Another reason why prices are rising is because of what traders call Backwardation. Oil prices are historically bullish when backwardation occurs in the markets. It is a situation where traders no longer have an incentive to store oil and sell it later.
Right now, they are selling it because prices could be lower in the future. The demand from Asia also makes the market feel balanced now.
When the current price of oil is higher than prices trading in the futures market, traders sell live barrels and buy oil futures contracts, which leads to a convergence of both prices.
This can occur because of a higher demand for oil than the contract in the futures market. Traders use backwardation to make a profit, by selling short at the current price and buy at the lower futures price.
To bring support to prices, OPEC+ and partners including Russia will expand the span of their production cuts when they meet soon, to balance frail demand over the winter months.
Recall, OPEC+ cut production in April, as oil demand imploded during lockdowns. Though there were talks about returning about 2m barrels a day of production to the market in January 2021, there is a strong possibility that they will postpone the return of these barrels.
Goldman said it expects OPEC+ to delay its planned 2 million bpd January production ramp-up for three months, citing coordinated measures to curtail output as “the optimal near-term action,” according to their experts.
There was a lot of purchasing demand, which has pushed prices to this level. This was overshadowed, as there is a worry over worldwide demand, as COVID-19 flare-up proceed far and wide.
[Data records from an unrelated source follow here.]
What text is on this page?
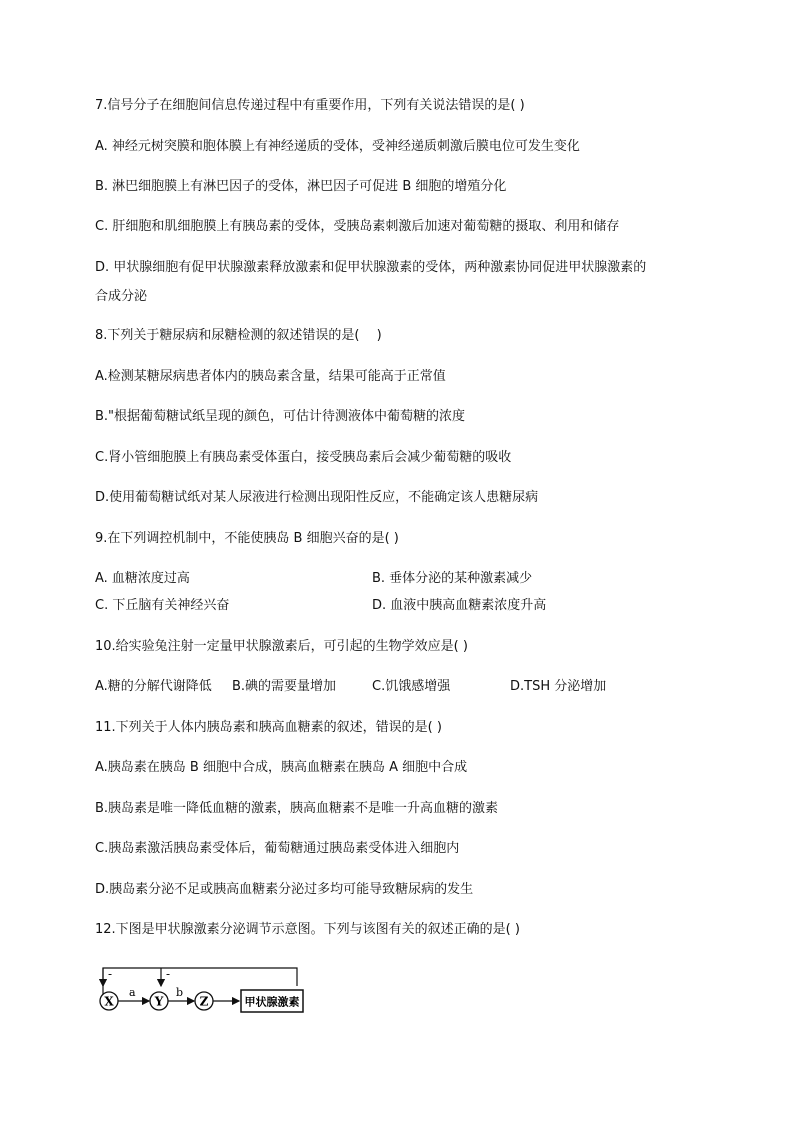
7.信号分子在细胞间信息传递过程中有重要作用，下列有关说法错误的是( )
A. 神经元树突膜和胞体膜上有神经递质的受体，受神经递质刺激后膜电位可发生变化
B. 淋巴细胞膜上有淋巴因子的受体，淋巴因子可促进 B 细胞的增殖分化
C. 肝细胞和肌细胞膜上有胰岛素的受体，受胰岛素刺激后加速对葡萄糖的摄取、利用和储存
D. 甲状腺细胞有促甲状腺激素释放激素和促甲状腺激素的受体，两种激素协同促进甲状腺激素的
合成分泌
8.下列关于糖尿病和尿糖检测的叙述错误的是(　 )
A.检测某糖尿病患者体内的胰岛素含量，结果可能高于正常值
B."根据葡萄糖试纸呈现的颜色，可估计待测液体中葡萄糖的浓度
C.肾小管细胞膜上有胰岛素受体蛋白，接受胰岛素后会减少葡萄糖的吸收
D.使用葡萄糖试纸对某人尿液进行检测出现阳性反应，不能确定该人患糖尿病
9.在下列调控机制中，不能使胰岛 B 细胞兴奋的是( )
A. 血糖浓度过高	B. 垂体分泌的某种激素减少
C. 下丘脑有关神经兴奋	D. 血液中胰高血糖素浓度升高
10.给实验兔注射一定量甲状腺激素后，可引起的生物学效应是( )
A.糖的分解代谢降低 B.碘的需要量增加	C.饥饿感增强	D.TSH 分泌增加
11.下列关于人体内胰岛素和胰高血糖素的叙述，错误的是( )
A.胰岛素在胰岛 B 细胞中合成，胰高血糖素在胰岛 A 细胞中合成
B.胰岛素是唯一降低血糖的激素，胰高血糖素不是唯一升高血糖的激素
C.胰岛素激活胰岛素受体后，葡萄糖通过胰岛素受体进入细胞内
D.胰岛素分泌不足或胰高血糖素分泌过多均可能导致糖尿病的发生
12.下图是甲状腺激素分泌调节示意图。下列与该图有关的叙述正确的是( )
-	-
X	Y	Z
a	b
甲状腺激素
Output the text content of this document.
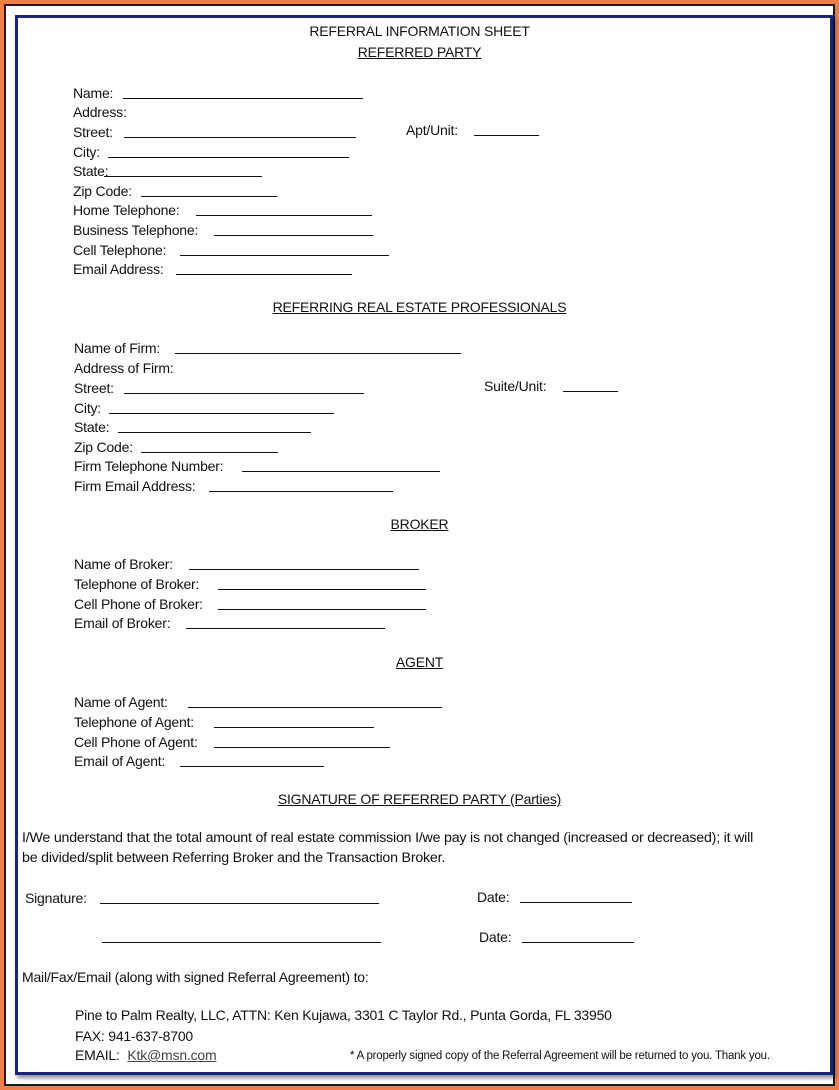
REFERRAL INFORMATION SHEET
REFERRED PARTY
Name:
Address:
Street:	Apt/Unit:
City:
State:
Zip Code:
Home Telephone:
Business Telephone:
Cell Telephone:
Email Address:
REFERRING REAL ESTATE PROFESSIONALS
Name of Firm:
Address of Firm:
Street:	Suite/Unit:
City:
State:
Zip Code:
Firm Telephone Number:
Firm Email Address:
BROKER
Name of Broker:
Telephone of Broker:
Cell Phone of Broker:
Email of Broker:
AGENT
Name of Agent:
Telephone of Agent:
Cell Phone of Agent:
Email of Agent:
SIGNATURE OF REFERRED PARTY (Parties)
I/We understand that the total amount of real estate commission I/we pay is not changed (increased or decreased); it will
be divided/split between Referring Broker and the Transaction Broker.
Signature:	Date:
Date:
Mail/Fax/Email (along with signed Referral Agreement) to:
Pine to Palm Realty, LLC, ATTN: Ken Kujawa, 3301 C Taylor Rd., Punta Gorda, FL 33950
FAX: 941-637-8700
EMAIL: Ktk@msn.com	* A properly signed copy of the Referral Agreement will be returned to you. Thank you.
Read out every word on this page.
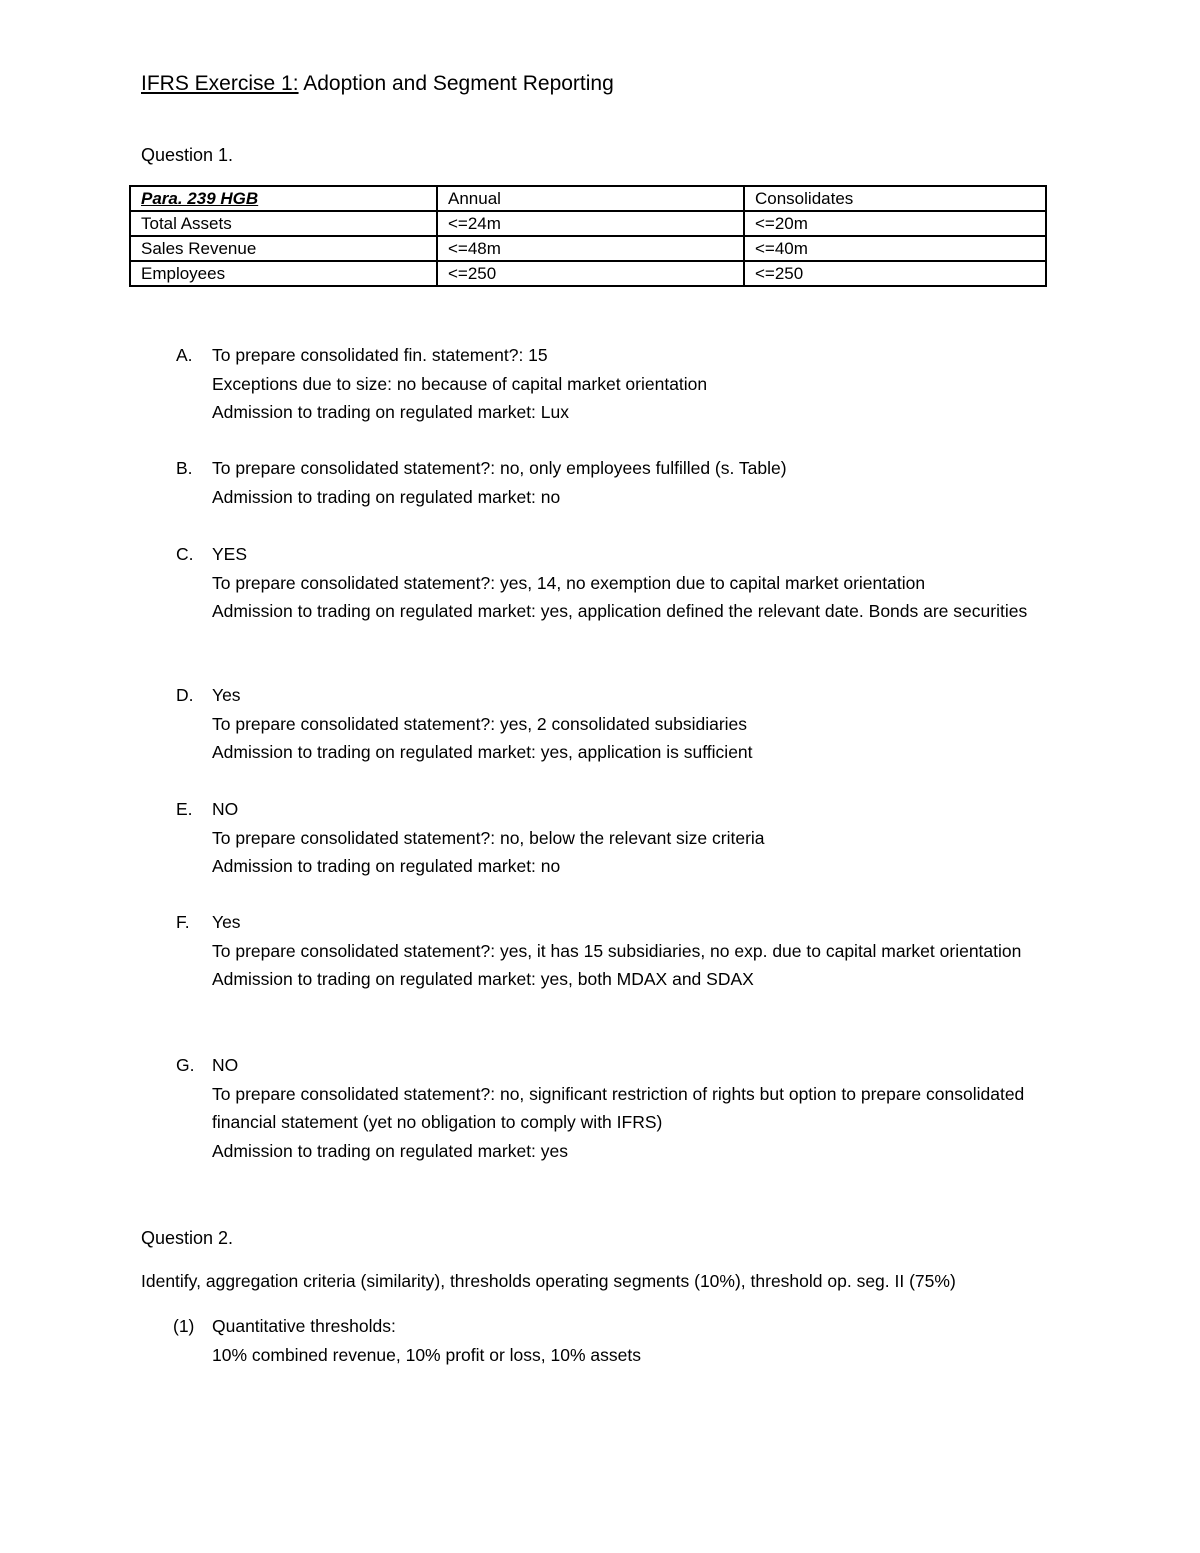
IFRS Exercise 1: Adoption and Segment Reporting
Question 1.
Para. 239 HGB	Annual	Consolidates
Total Assets	<=24m	<=20m
Sales Revenue	<=48m	<=40m
Employees	<=250	<=250
A.	To prepare consolidated fin. statement?: 15
Exceptions due to size: no because of capital market orientation
Admission to trading on regulated market: Lux
B.	To prepare consolidated statement?: no, only employees fulfilled (s. Table)
Admission to trading on regulated market: no
C.	YES
To prepare consolidated statement?: yes, 14, no exemption due to capital market orientation
Admission to trading on regulated market: yes, application defined the relevant date. Bonds are securities
D.	Yes
To prepare consolidated statement?: yes, 2 consolidated subsidiaries
Admission to trading on regulated market: yes, application is sufficient
E.	NO
To prepare consolidated statement?: no, below the relevant size criteria
Admission to trading on regulated market: no
F.	Yes
To prepare consolidated statement?: yes, it has 15 subsidiaries, no exp. due to capital market orientation
Admission to trading on regulated market: yes, both MDAX and SDAX
G.	NO
To prepare consolidated statement?: no, significant restriction of rights but option to prepare consolidated financial statement (yet no obligation to comply with IFRS)
Admission to trading on regulated market: yes
Question 2.
Identify, aggregation criteria (similarity), thresholds operating segments (10%), threshold op. seg. II (75%)
(1)	Quantitative thresholds:
10% combined revenue, 10% profit or loss, 10% assets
Prices were likewise increased by information demonstrating a bounce back in China, Japan and other Asian buyers.
The gathering, known as OPEC+, has been cutting production by about 7.7 million barrels every day (bpd), with compliance seen at 96% in October, and had wanted to maintain cuts by 2 million bpd from January.
OPEC+ is set to hold a meeting on Tuesday that could prescribe changes to production cuts when all the members meet on Nov. 30 and Dec. 1.
“There is no denying that the oil market is fully in the hands of OPEC+,” said Bjarne Schieldrop.
The organisation is the only reason why oil prices today are not $20 a barrel. As such, their upcoming meeting on Nov 30-Dec 1 is hugely important.
Nigeria, however, wants to increase production and their quota as the revenue of the country dwindles with foreign currencies getting scarcer.
The more production means Nigeria would be able to make more oil sales. Hopefully, the meeting would give more room for Nigeria to increase its quota.